Breathe in slowly through your nose resting left hand on your chest and your right hand just under your rib cage. Your hand on your ribcage should stay still while your hand on your rib cage should rise slowly. As you exhale you should visualise each breath and watch as your hand on your abdomen falls again. After a minute of slow breathing, breathing in and out for 10 seconds, keep this going for 5 minutes and by the end you will find that your symptoms will be relieved. To get full benefit of slow breathing it is best to perform these exercises while lying down. Try these exercises every day and then once you have mastered them you will be able to perform them when you most need to.

C02 Rebreathing

Hyperventilation can occur at times of great stress and can be a catch 22 problem where the more stressed you get, the more stressed you will expect to get and you may begin to panic as a result. Sometimes this can feel that you are not getting enough oxygen into your blood system, however the reality is that you are getting too much and you need to rebalance your c02 levels. Rebreathing co2 into your lungs will help you do this. To do this you can use a small paper bag which you can breathe into rebreathing your own co2. If you use this paper bag to breath into you will find that your breathing will become slower and more rhythmic.

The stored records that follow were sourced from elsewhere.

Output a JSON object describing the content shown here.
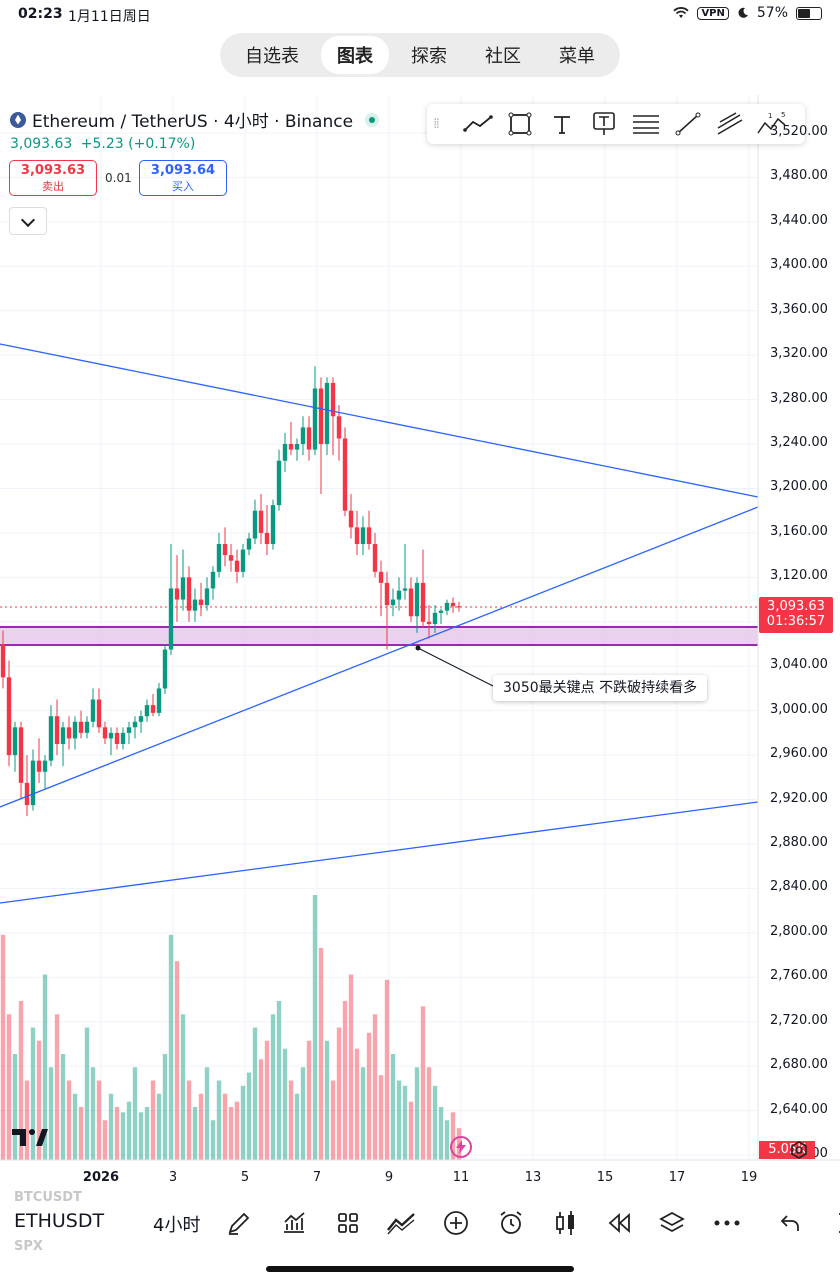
{
  "status_bar": {
    "time": "02:23",
    "date": "1月11日周日",
    "vpn": "VPN",
    "battery": "57%"
  },
  "nav_tabs": [
    "自选表",
    "图表",
    "探索",
    "社区",
    "菜单"
  ],
  "symbol": {
    "title": "Ethereum / TetherUS · 4小时 · Binance",
    "last_price": "3,093.63",
    "change": "+5.23 (+0.17%)",
    "sell_price": "3,093.63",
    "sell_label": "卖出",
    "spread": "0.01",
    "buy_price": "3,093.64",
    "buy_label": "买入"
  },
  "drawing_tools": [
    "trend-line-icon",
    "rectangle-icon",
    "text-icon",
    "note-icon",
    "horizontal-lines-icon",
    "ray-icon",
    "parallel-channel-icon",
    "elliott-wave-icon"
  ],
  "price_axis": {
    "labels": [
      "3,520.00",
      "3,480.00",
      "3,440.00",
      "3,400.00",
      "3,360.00",
      "3,320.00",
      "3,280.00",
      "3,240.00",
      "3,200.00",
      "3,160.00",
      "3,120.00",
      "3,080.00",
      "3,040.00",
      "3,000.00",
      "2,960.00",
      "2,920.00",
      "2,880.00",
      "2,840.00",
      "2,800.00",
      "2,760.00",
      "2,720.00",
      "2,680.00",
      "2,640.00",
      "2,600.00"
    ],
    "current_price": "3,093.63",
    "countdown": "01:36:57",
    "volume": "5.05K"
  },
  "time_axis": [
    "2026",
    "3",
    "5",
    "7",
    "9",
    "11",
    "13",
    "15",
    "17",
    "19"
  ],
  "annotation": "3050最关键点 不跌破持续看多",
  "colors": {
    "up": "#089981",
    "down": "#f23645",
    "trendline": "#2962ff",
    "zone_fill": "#e1bee7",
    "zone_border": "#9c27b0"
  },
  "bottom_bar": {
    "symbol": "ETHUSDT",
    "above": "BTCUSDT",
    "below": "SPX",
    "interval": "4小时"
  },
  "chart_data": {
    "type": "candlestick",
    "exchange": "Binance",
    "pair": "ETHUSDT",
    "interval": "4h",
    "current_price": 3093.63,
    "support_zone": [
      3056,
      3074
    ],
    "annotation_level": 3050,
    "ohlc": [
      [
        3060,
        3072,
        3020,
        3030
      ],
      [
        3030,
        3045,
        2950,
        2960
      ],
      [
        2960,
        2990,
        2945,
        2985
      ],
      [
        2985,
        2990,
        2920,
        2935
      ],
      [
        2935,
        2960,
        2905,
        2915
      ],
      [
        2915,
        2965,
        2910,
        2955
      ],
      [
        2955,
        2975,
        2935,
        2945
      ],
      [
        2945,
        2960,
        2930,
        2955
      ],
      [
        2955,
        3005,
        2950,
        2995
      ],
      [
        2995,
        3010,
        2960,
        2970
      ],
      [
        2970,
        2990,
        2950,
        2985
      ],
      [
        2985,
        2995,
        2965,
        2975
      ],
      [
        2975,
        2995,
        2965,
        2990
      ],
      [
        2990,
        3000,
        2975,
        2980
      ],
      [
        2980,
        2995,
        2975,
        2990
      ],
      [
        2990,
        3020,
        2985,
        3010
      ],
      [
        3010,
        3020,
        2980,
        2985
      ],
      [
        2985,
        2990,
        2970,
        2975
      ],
      [
        2975,
        2985,
        2960,
        2980
      ],
      [
        2980,
        2985,
        2965,
        2970
      ],
      [
        2970,
        2985,
        2965,
        2980
      ],
      [
        2980,
        2990,
        2970,
        2985
      ],
      [
        2985,
        2995,
        2975,
        2990
      ],
      [
        2990,
        3000,
        2980,
        2995
      ],
      [
        2995,
        3010,
        2990,
        3005
      ],
      [
        3005,
        3015,
        2995,
        2998
      ],
      [
        2998,
        3025,
        2995,
        3020
      ],
      [
        3020,
        3060,
        3015,
        3055
      ],
      [
        3055,
        3150,
        3050,
        3110
      ],
      [
        3110,
        3140,
        3080,
        3100
      ],
      [
        3100,
        3145,
        3090,
        3120
      ],
      [
        3120,
        3130,
        3080,
        3090
      ],
      [
        3090,
        3110,
        3080,
        3100
      ],
      [
        3100,
        3115,
        3085,
        3095
      ],
      [
        3095,
        3120,
        3090,
        3110
      ],
      [
        3110,
        3130,
        3100,
        3125
      ],
      [
        3125,
        3160,
        3120,
        3150
      ],
      [
        3150,
        3165,
        3130,
        3140
      ],
      [
        3140,
        3150,
        3125,
        3135
      ],
      [
        3135,
        3145,
        3115,
        3125
      ],
      [
        3125,
        3150,
        3120,
        3145
      ],
      [
        3145,
        3160,
        3140,
        3155
      ],
      [
        3155,
        3190,
        3150,
        3180
      ],
      [
        3180,
        3195,
        3150,
        3160
      ],
      [
        3160,
        3185,
        3140,
        3150
      ],
      [
        3150,
        3190,
        3145,
        3185
      ],
      [
        3185,
        3235,
        3180,
        3225
      ],
      [
        3225,
        3250,
        3215,
        3240
      ],
      [
        3240,
        3260,
        3230,
        3235
      ],
      [
        3235,
        3245,
        3225,
        3240
      ],
      [
        3240,
        3265,
        3230,
        3255
      ],
      [
        3255,
        3265,
        3225,
        3235
      ],
      [
        3235,
        3310,
        3230,
        3290
      ],
      [
        3290,
        3300,
        3195,
        3240
      ],
      [
        3240,
        3300,
        3230,
        3295
      ],
      [
        3295,
        3300,
        3230,
        3265
      ],
      [
        3265,
        3275,
        3225,
        3245
      ],
      [
        3245,
        3255,
        3175,
        3180
      ],
      [
        3180,
        3195,
        3155,
        3165
      ],
      [
        3165,
        3180,
        3140,
        3150
      ],
      [
        3150,
        3175,
        3140,
        3165
      ],
      [
        3165,
        3180,
        3145,
        3150
      ],
      [
        3150,
        3160,
        3120,
        3125
      ],
      [
        3125,
        3135,
        3085,
        3115
      ],
      [
        3115,
        3125,
        3055,
        3095
      ],
      [
        3095,
        3110,
        3085,
        3100
      ],
      [
        3100,
        3120,
        3090,
        3108
      ],
      [
        3108,
        3150,
        3100,
        3110
      ],
      [
        3110,
        3120,
        3080,
        3085
      ],
      [
        3085,
        3120,
        3070,
        3115
      ],
      [
        3115,
        3145,
        3075,
        3080
      ],
      [
        3080,
        3095,
        3065,
        3078
      ],
      [
        3078,
        3095,
        3070,
        3088
      ],
      [
        3088,
        3092,
        3078,
        3090
      ],
      [
        3090,
        3100,
        3086,
        3097
      ],
      [
        3097,
        3102,
        3088,
        3094
      ],
      [
        3094,
        3098,
        3089,
        3093.63
      ]
    ],
    "volume": [
      0.85,
      0.55,
      0.4,
      0.6,
      0.3,
      0.5,
      0.45,
      0.7,
      0.35,
      0.55,
      0.4,
      0.3,
      0.25,
      0.2,
      0.5,
      0.35,
      0.3,
      0.15,
      0.25,
      0.2,
      0.18,
      0.22,
      0.35,
      0.18,
      0.2,
      0.3,
      0.25,
      0.4,
      0.85,
      0.75,
      0.55,
      0.3,
      0.2,
      0.25,
      0.35,
      0.15,
      0.3,
      0.25,
      0.2,
      0.22,
      0.28,
      0.33,
      0.5,
      0.38,
      0.45,
      0.55,
      0.6,
      0.42,
      0.3,
      0.25,
      0.35,
      0.45,
      1.0,
      0.8,
      0.45,
      0.3,
      0.5,
      0.6,
      0.7,
      0.42,
      0.35,
      0.48,
      0.55,
      0.32,
      0.68,
      0.4,
      0.3,
      0.28,
      0.22,
      0.35,
      0.58,
      0.35,
      0.28,
      0.2,
      0.15,
      0.18,
      0.12
    ]
  }
}
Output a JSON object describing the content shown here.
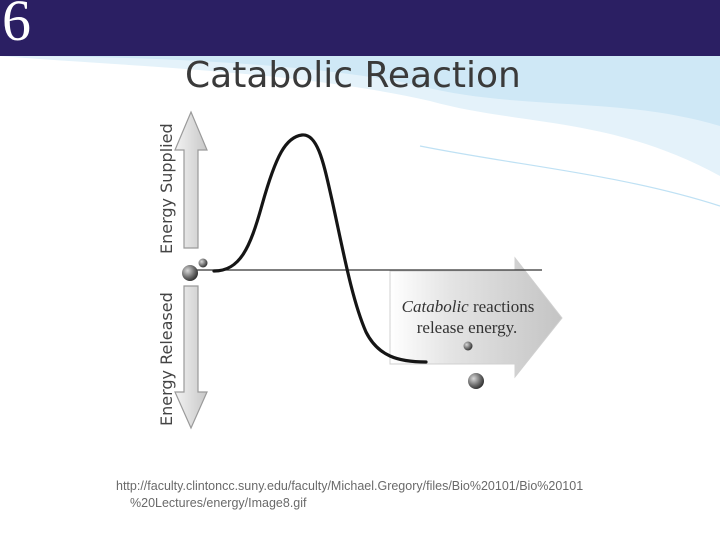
{
  "slide_number": "6",
  "title": "Catabolic Reaction",
  "diagram": {
    "axis_label_top": "Energy Supplied",
    "axis_label_bottom": "Energy Released",
    "arrow_text_line1_italic": "Catabolic",
    "arrow_text_line1_rest": " reactions",
    "arrow_text_line2": "release energy."
  },
  "source": {
    "line1": "http://faculty.clintoncc.suny.edu/faculty/Michael.Gregory/files/Bio%20101/Bio%20101",
    "line2": "%20Lectures/energy/Image8.gif"
  },
  "colors": {
    "header_bar": "#2b1f63",
    "wave_light": "#d7ecf7",
    "wave_mid": "#b4dcf1"
  }
}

Deep Breathing For Relaxation

Deep breathing is less helpful for a panic attack, however it is good for general relaxation and particularly if stress is building. Controlled calm breathing allows you to return yourself to a more relaxed state where you will be better able to cope. One of the simplest deep breathing exercises you can do is to sit in a chair with arm rests and your back straight hands resting on the arms. Breathe in slowly through your nose for 5 – 6 seconds. Then hold for 3 seconds and slowly breathe out through your mouth. Then breathe in for 7-8 seconds and hold for 5 seconds breathing out through your mouth. Repeat this exercise for 10 times.

Deep Breathing For Sleep

If you are finding it difficult to sleep and watching the clock every night, there are some great breathing exercises that you can do to help you drift off to the land of nod. Take a slow deep breath in and holding it for 3 second then releasing it slowly to a count of 6 using a whoosh sound. Then take a slow deep breath again and hold for 5 seconds and breath out once more to a count of 8. Increase this by a couple of seconds each time whilst tensing your muscles and then as you breath out slowly visualise each muscle group relaxing gradually. This will gradually cause you to become sleepy and fall into a deep state of relaxation and subsequently drift off to sleep.